Just about three years ago this week, our daycare provider mentioned to my wife and I that our two year old son was tilting his head a little bit to one side. We ended up in the pediatricians office, who really didn't know what was going on, so he ordered an MRI. Ended up being a tumor that was pushing on his brain stem.
What followed was a year and a half of intense chemo and radiation treatments. Watched him lose his hair, grow it back, lose it again, and grow it back. Thought we had it beat for a couple of months in January of last year, only to watch the tumor pretty much explode and spread to other parts of his body. We lost him about a year and a half ago.
My wife is now due with our second child in exactly one week. And I am petrified, nervous, anxious, and a whole host of other emotions that I never had the first time. Mostly, I'm worried that I won't be able to invest myself completely if I'm always waiting for the other shoe to drop.
Thanks for giving me a forum to just write that out - haven't really said much since it all happened, being a good Minnesotan who doesn't talk about his feelings.
Deepest condolences. I can't even imagine the pain you and your wife must have gone through.

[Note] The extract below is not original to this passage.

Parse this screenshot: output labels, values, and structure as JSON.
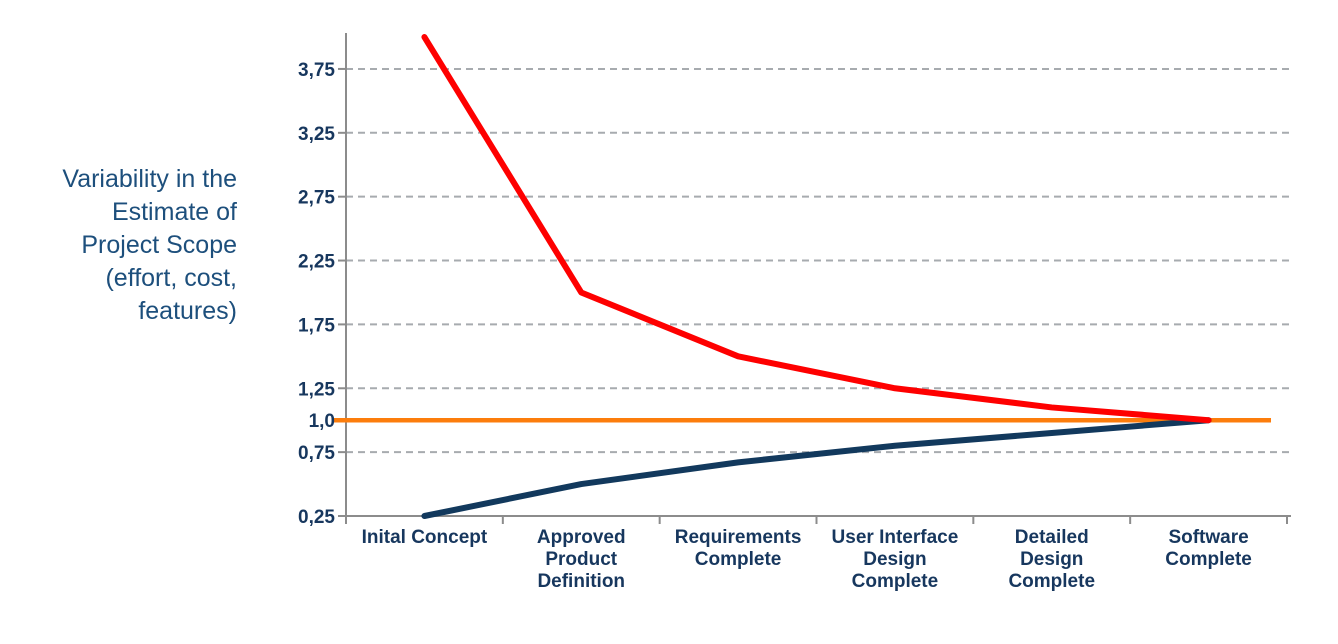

Don't worry about not being able to fully invest in your second child. There are a countless number of other shoes that could drop on us with Z - you learn to just accept the possibility that something could happen, and get on with your life. If anything, having that threat hanging over you makes you appreciate everything all the more at the time instead of taking things for granted. You'll fall in love with your child the moment you first see and hold him or her. You'll probably worry a little bit more than you would have otherwise, but that won't lessen your committment to the child. Good luck!
My wife had a couple of very early miscarriages, and we found she had a small uterine anomaly that was fixed by a minor surgical procedure. We have two kids now, and they're awesome...most of the time. But, yes, those first two are always far more in her thoughts than they are in mine.
As a four year old, I didn't really grasp it well, and nobody wants to explain. (No other siblings at that point.) All I knew was that she had died, she wasn't there anymore, her room was off limits, and I had to be very careful what I said around my mom or she'd burst into tears. (I couldn't say her name around my mom, for one thing. (Which was hard because there was a 2-3 y.o. girl across the street with the same name.)) My mother became a tad bit overprotective after that, which was just annoying, because why was I being punished? We had to shift bedrooms around when my brothers were born, because my mother couldn't bear to have an infant in the same room that was my sister's.
Then, when I was eight, I came home from school and my mom was holding my one-year old brother in her arms and acting disturbed about him. She sent me to run across the street and get my neighbor, who had been an army medic. He runs over, takes one look, and calls 911. Ambulance comes to house and whisks him away with my mother (dad was at work an hour away). My three-year old brother and I were shuffled from neighbors to friends to grandparents while my parents stayed at hospital. Nobody would tell us anything, and this lasted for about a week, without, to the best of my recollection, even seeing my parents. He ended up being okay - it was a near-fatal allergic reaction to a particular antibiotic. But it again made my parents a bit... Crazy, from the perspective of a child. As an eight-year old, had no idea how to behave/react. Can I play with friends? Have fun? Knew that wasn't appropriate, but didn't know what was appropriate.
Moral of the story is, if you have other kids and somthing like this happens, G-d forbid, make sure you think about them and how your reaction will impact them. Don't take it out on them, and don't leave them out of the loop.
As for #7, it's not offensive, but it's banal to me. On all of these threads every single time someone's going to go for the tasteless joke.
So then can we retire the ridiculous "kids should be taken away" meme?